In the Night Garden grew out of a collaboration between former schoolteacher Anne Wood and children's performer Andy Davenport. The pair revolutionised children's broadcasting in 1997 with the Teletubbies by directly focusing on the needs of toddlers. It was controversial and became caught up with the burgeoning debate over the alleged harmful effects of television on children. It was a massive success, and Laa-Laa, Tinky Winky and friends became instantly recognisable symbols of the decade.
The pair adopted similar tactics for their long-awaited follow up, investing £14.5m in the project – around half the entire amount spent by British commercial broadcasters on children's programming that year.

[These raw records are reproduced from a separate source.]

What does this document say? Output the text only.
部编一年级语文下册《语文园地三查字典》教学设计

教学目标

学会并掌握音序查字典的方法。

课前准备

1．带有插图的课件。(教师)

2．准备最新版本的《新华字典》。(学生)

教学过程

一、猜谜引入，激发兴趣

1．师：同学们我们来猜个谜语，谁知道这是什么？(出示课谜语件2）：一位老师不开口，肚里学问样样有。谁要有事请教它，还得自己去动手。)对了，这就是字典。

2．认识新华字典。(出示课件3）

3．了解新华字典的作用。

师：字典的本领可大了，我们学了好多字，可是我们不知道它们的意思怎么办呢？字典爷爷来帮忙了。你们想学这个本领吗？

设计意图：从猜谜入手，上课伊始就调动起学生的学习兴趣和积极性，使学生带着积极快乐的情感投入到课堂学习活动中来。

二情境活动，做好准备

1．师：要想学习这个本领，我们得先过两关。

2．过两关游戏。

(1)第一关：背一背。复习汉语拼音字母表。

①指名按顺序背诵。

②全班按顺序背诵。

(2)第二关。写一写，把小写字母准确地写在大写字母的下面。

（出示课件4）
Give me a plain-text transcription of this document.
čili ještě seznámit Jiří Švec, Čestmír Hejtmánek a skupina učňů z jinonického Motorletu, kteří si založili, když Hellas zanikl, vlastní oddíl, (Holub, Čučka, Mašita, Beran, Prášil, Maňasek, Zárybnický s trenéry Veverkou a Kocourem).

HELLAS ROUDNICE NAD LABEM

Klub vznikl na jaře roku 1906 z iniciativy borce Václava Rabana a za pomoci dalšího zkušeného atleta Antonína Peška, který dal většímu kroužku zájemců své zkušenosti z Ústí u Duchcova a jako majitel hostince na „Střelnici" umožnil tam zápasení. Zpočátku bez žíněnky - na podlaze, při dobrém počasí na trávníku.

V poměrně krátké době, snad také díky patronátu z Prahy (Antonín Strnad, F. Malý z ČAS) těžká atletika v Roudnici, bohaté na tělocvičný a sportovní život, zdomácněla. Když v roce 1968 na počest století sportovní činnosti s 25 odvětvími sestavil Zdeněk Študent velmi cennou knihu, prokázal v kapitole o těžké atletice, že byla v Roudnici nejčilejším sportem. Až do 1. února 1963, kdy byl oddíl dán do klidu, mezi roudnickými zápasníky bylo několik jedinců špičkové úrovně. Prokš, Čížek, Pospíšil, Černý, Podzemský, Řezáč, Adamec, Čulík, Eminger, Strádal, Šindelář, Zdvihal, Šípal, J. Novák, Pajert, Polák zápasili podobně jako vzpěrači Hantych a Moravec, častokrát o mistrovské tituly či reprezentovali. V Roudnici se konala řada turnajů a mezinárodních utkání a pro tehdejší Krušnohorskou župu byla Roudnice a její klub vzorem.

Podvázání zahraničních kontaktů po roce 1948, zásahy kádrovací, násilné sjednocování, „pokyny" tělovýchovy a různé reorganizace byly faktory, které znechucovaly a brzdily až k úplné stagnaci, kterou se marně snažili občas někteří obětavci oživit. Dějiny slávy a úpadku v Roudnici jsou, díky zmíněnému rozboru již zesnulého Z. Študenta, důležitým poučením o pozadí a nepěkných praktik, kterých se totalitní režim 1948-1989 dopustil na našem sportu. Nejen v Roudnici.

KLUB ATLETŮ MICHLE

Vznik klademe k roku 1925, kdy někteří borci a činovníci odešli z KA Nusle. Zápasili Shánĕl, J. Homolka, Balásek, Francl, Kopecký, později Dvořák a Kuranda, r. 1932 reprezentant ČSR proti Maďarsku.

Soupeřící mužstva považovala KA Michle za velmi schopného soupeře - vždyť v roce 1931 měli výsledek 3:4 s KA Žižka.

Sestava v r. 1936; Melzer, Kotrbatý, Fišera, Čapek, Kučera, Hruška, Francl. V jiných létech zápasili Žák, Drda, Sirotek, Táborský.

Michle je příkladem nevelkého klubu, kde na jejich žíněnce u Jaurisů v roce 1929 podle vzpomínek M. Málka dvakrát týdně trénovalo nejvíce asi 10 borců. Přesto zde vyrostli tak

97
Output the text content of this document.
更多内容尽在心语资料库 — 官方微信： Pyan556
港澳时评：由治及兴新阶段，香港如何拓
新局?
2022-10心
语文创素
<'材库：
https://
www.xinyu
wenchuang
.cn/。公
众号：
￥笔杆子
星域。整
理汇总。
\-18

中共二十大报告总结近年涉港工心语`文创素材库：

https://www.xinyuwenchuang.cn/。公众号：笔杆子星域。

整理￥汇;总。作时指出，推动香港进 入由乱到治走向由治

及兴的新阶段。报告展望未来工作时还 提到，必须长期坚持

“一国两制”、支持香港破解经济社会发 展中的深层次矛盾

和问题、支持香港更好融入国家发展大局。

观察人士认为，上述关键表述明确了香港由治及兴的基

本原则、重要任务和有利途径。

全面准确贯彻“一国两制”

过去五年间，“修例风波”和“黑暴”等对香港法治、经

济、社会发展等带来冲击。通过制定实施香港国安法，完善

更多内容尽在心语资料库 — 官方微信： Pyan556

The 2006 Ofcom ban on junk food advertising during kids' shows was blamed for leaving a £39m hole in production budgets. Soon after its launch in the CBeebies primetime bedtime slot, In the Night Garden was drawing audiences of 500,000. When it was moved to a daytime position there was an immediate revolt with angry letters and online petitions demanding its reinstatement.
Andrew Collier believes the reason the show has been successful is because it sees things in the same way as its target audience: "It engages children because it relates to the world in the same way they do. A lot of the show is about the relationship between scale and space and children are fascinated about getting inside things and seeing how they work."
Success will be measured by whether children take to the show as they have on screen. Yesterday, 20-month-old Isaac Hill gurgled appreciatively after meeting the cast and sneaking a ride in the Ninky Nonk – the train which punctuates most episodes with a runaway journey up and down the garden's trees. His grandmother Angela Birkenhead said adults could get something out of the show too: "We watch it alongside the children and we see them become transfixed by what they see. So we enjoy it too because we are looking through their eyes."